Key Findings and Insights
Here are our key takeaways from this work:
- Stored Workflows Improve Plan Quality: Across 980 runs, providing workflow context consistently improved plan quality, as measured by both LLM critique scores and embedding similarity to gold-standard workflows. The agent also produced better step ordering and more complete tool invocation sequences.
- Similarity Drives Benefit Magnitude: The closer a new query was to a stored one in embedding space, the greater the improvement. This validates retrieval-based transfer learning at the plan level.
- Overfitting to Past Success: When query similarity to the retrieved workflows was only moderate, the agent sometimes over-relied on retrieved workflows, reproducing irrelevant portions. This might be addressed by imposing a similarity threshold below which stored workflows are not retrieved, allowing the agent to leverage stored workflows more conservatively.
- Representation Format Matters: We experimented informally with two different workflow storage formats: natural-language (NL) summaries and structured JSON workflow representations. We found that JSON workflows enhanced retrieval precision and improved tool grounding, while NL summaries remained valuable for readability and manual review.
Broader Implications and Future Directions
Building on the findings from this study, there are several promising directions to extend and apply workflow memory for AI agents. Below, we outline key areas for further investigation and development:
- Workflow Memory as a Procedural Cache - This workflow store acts as a “procedural cache”: it can be reset, filtered, versioned, and shared across users, enabling enterprise-scale reproducibility.

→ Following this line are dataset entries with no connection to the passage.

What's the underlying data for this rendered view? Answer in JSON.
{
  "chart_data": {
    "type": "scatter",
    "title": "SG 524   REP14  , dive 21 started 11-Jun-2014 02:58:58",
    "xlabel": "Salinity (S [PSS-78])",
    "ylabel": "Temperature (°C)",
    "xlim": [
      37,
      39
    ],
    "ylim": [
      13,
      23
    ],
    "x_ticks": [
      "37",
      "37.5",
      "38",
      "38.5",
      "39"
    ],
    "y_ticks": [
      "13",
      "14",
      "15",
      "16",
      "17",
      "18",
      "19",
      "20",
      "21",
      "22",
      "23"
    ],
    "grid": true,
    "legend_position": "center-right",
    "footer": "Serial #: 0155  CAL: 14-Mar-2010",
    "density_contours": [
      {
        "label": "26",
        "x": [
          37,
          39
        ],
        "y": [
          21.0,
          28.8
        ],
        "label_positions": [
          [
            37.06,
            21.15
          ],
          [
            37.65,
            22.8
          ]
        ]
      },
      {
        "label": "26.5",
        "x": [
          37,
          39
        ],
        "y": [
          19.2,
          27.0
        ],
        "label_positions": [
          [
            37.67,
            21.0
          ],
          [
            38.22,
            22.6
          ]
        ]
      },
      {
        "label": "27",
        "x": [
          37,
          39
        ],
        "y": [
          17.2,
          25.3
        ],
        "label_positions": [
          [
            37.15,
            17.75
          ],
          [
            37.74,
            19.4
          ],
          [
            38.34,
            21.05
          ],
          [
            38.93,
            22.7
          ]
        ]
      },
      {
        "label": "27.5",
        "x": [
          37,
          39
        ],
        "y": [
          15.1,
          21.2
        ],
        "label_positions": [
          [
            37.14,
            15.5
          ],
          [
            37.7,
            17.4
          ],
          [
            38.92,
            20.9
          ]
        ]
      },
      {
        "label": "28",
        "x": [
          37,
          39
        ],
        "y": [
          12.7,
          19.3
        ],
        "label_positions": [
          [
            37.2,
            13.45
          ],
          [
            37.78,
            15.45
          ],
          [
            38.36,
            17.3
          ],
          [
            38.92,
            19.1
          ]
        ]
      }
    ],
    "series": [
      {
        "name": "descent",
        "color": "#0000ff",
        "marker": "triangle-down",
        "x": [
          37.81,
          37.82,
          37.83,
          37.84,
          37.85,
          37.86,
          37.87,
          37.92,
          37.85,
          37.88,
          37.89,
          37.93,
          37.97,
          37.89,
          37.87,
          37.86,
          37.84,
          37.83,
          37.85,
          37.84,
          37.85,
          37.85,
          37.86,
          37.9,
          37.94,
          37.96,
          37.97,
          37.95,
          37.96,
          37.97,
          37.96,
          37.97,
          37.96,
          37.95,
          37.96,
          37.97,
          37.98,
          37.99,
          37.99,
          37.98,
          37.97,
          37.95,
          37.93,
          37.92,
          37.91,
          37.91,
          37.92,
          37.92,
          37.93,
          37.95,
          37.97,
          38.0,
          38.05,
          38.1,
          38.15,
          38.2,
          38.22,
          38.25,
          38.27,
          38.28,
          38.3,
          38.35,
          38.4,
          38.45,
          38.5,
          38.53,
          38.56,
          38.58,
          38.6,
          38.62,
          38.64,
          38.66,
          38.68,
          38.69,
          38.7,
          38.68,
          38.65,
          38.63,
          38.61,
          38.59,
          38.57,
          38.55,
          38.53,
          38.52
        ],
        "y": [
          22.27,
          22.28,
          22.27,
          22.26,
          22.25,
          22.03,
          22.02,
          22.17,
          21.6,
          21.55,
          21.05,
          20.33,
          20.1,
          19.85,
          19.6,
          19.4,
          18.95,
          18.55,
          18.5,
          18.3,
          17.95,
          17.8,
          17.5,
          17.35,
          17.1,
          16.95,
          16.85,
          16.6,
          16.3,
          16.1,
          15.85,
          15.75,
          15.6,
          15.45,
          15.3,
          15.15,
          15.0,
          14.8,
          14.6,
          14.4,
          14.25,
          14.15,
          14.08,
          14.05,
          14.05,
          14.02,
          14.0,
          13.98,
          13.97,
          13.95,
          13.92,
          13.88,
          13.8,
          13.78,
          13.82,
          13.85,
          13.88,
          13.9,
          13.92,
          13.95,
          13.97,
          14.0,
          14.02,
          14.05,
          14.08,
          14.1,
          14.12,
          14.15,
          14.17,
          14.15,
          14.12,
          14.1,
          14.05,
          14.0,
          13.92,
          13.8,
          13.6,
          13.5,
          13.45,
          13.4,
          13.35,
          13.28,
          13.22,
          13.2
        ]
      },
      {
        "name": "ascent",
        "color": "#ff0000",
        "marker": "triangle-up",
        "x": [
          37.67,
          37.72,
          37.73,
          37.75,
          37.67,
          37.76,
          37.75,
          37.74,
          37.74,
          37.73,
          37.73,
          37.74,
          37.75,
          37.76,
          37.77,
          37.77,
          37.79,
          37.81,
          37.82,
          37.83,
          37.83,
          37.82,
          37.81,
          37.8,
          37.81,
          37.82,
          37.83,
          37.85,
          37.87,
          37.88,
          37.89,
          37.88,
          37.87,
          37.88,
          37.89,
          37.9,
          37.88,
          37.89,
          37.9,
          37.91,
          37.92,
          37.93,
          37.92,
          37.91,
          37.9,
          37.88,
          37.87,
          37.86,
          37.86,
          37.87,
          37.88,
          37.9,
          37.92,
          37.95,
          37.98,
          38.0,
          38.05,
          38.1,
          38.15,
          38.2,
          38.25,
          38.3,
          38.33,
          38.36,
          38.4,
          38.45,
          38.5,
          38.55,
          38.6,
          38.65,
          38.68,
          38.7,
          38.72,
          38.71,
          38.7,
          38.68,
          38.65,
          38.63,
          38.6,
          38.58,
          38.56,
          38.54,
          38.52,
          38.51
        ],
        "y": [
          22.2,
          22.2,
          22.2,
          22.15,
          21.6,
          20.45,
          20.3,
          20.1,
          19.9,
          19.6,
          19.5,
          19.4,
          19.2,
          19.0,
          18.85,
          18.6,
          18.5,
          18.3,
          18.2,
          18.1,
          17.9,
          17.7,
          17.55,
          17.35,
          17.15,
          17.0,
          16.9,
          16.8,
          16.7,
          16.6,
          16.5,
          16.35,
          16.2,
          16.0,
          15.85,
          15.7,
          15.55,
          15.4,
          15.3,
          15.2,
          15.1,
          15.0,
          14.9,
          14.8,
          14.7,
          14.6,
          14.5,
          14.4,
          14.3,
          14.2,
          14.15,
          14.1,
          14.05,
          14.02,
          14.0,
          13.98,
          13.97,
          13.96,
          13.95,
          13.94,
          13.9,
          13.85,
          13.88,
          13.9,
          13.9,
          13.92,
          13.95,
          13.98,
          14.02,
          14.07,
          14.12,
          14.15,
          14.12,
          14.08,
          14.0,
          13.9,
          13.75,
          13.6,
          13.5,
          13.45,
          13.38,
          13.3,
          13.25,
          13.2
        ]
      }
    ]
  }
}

- A Lightweight Alternative to Finetuning - Because no model weights are updated, the Workflow Memory approach is a model-agnostic and low-cost way to bias tool-calling models toward desired behavioral strategies.
- Cross-Workflow Generalization and Stitching - Future work could cluster individual workflows into higher-level procedural patterns (e.g., “search → summarize → publish”). This would allow the system to generalize across tasks and compose smaller workflows into larger, more complex plans.
- Meta-Controllers: Another direction is to train a meta-controller that, for a given query, determines the optimal balance between relying on retrieved workflows and generating new plans from scratch. This could reduce overfitting to past successes while preserving flexibility for novel tasks.
- A Path to Enterprise-Level Memory Future work could explore multiple agents sharing a common workflow memory, enabling collaborative knowledge accumulation and distributed learning across domains and organizations. As multiple agents accumulate and share workflows, the system could evolve into a form of “institutional memory,” capturing how an entire organization performs recurring operational tasks.
Conclusion
Our experiment demonstrates that Workflow Memory allows AI agents to learn from experience by recalling and reusing their own past successes. Unlike fine-tuning, this approach also supports robust human auditing and modification, and allows for greater traceability and explainability, making it practical for enterprise settings.
By embedding successful workflows and retrieving them as in-context examples, we observed quantifiable improvements in planner outcomes. A scaled-up version of this system would support a qualitative change in AI agent behavior: instead of behaving like a novice at every request, the agent is able to act more like an experienced colleague: it recalls how similar tasks were completed previously and adapts its approach accordingly. Ultimately, this work is one step on the road to enterprise-scale memory for AI: a continuously growing layer of procedural experiences that underpin AI-driven operations.